Whilplash

De
Damien Chazelle
Avec
Miles Teller, Melissa Benoit, J.K Simmons, Paul Reiser
Recommandation

Un film énergique, électrisant, au rythme débridé, nourrit par un ’’coup de fouet’’ exceptionnel.

Notre recommandation
4/5

Infos & réservation

Lu / Vu par Culture-Tops

Thème

Andrew Neyman, jeune batteur américain de 19 ans, singulièrement ambitieux, pratique son art dans le très prestigieux conservatoire Schaffer, une école d’élite de New York, l’une des plus renommée au monde. Il rêve de devenir Buddy Rich, roi du Bigband. Il est repéré par le non moins illustre professeur Térence Fletcher, un jazzman passionné qui transmet son art avec rigueur et autorité, exigence et esthétisme, mais surtout avec perversité et terreur. Andrew Neyman se soumet à la violence des mots et des actes de son mentor, et à force de courage, de travail, de ténacité, mais aussi de renoncement, finira  par sortir vainqueur de ce combat sans merci.

Points forts

- Un duo fascinant d’acteurs qui mettent la barre très haute:

      - Miles Teller, qui jouent à 70% des plans, exprime là tout son talent et son intelligence; son ambition transpire au fil du film; sa devise: « On ne nait pas prodige, mais la force de caractère fait qu’on le devient »

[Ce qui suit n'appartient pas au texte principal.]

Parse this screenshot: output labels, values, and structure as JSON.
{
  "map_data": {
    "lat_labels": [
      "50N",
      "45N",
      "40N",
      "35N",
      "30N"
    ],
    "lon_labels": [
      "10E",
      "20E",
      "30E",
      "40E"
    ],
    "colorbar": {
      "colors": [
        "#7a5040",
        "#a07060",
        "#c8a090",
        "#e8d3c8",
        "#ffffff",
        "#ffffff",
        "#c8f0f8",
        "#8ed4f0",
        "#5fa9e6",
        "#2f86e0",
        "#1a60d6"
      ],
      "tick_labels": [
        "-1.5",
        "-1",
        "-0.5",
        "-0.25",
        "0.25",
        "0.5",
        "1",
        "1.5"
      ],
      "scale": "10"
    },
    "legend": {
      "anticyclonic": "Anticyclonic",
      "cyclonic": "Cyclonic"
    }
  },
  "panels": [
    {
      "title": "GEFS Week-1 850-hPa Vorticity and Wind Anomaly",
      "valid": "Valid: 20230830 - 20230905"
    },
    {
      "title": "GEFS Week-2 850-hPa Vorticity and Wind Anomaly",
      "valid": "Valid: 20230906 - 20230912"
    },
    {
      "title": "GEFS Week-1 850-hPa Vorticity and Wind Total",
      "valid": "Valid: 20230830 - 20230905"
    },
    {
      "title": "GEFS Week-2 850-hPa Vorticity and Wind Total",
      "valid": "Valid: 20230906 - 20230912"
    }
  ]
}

       - Un J.k Simmons plus vrai que nature, tout à la fois ange et démon, complice et pervers, violent et émotif;

- Un rythme effréné, mené à la baguette, tambour battant;

- Une caméra qui se promène avec précision et haute définition.

- Puissance, force et talent s’expriment comme un combat de gladiateurs où il n’y aura ni vainqueur ni vaincu.

- Des morceaux de Jazz de choix, tel que Whiplash (coup de fouet) de Hang Levy, Caravane de Duke Ellington et un hommage à Charlie Parker. 

Quelques réserves

- Des situations parfois anachroniques et absurdes comme un accident de voiture improbable et un dernier concert où le maestro s’offre la liberté d’un huis clos avec son élève pendant la représentation.

- Une atmosphère lourde et insoutenable, éprouvante par la violence des mots, des actes et des situations qui obligent parfois à se masquer les yeux.

- Une autodestruction poussée à son paroxysme, à la manière de Black Swan, qui alourdit considérablement l’idée que l’on se fait de la réalisation de soi.

Encore un mot...

Damien Chazelle nous livre une performance extra-ordinaire, incarnée par des acteurs d’une crédibilité hors du commun, en les intégrant parmi des musiciens professionnels et des étudiants. Le film ravive l’éternelle question de l’efficacité d’une pédagogie basée sur la douleur physique et morale, l’exercice du sadisme pour engendrer l’excellence. Il manie le fragile équilibre entre le dépassement de soi et le doute, la soumission. Comment retrouver sa liberté dans la contrainte et comment le génie peut venir de l’humiliation. Comment une même quête d’absolu et de respect mutuel, une violence inouïe et une dépendance excessive peuvent transcender le talent ?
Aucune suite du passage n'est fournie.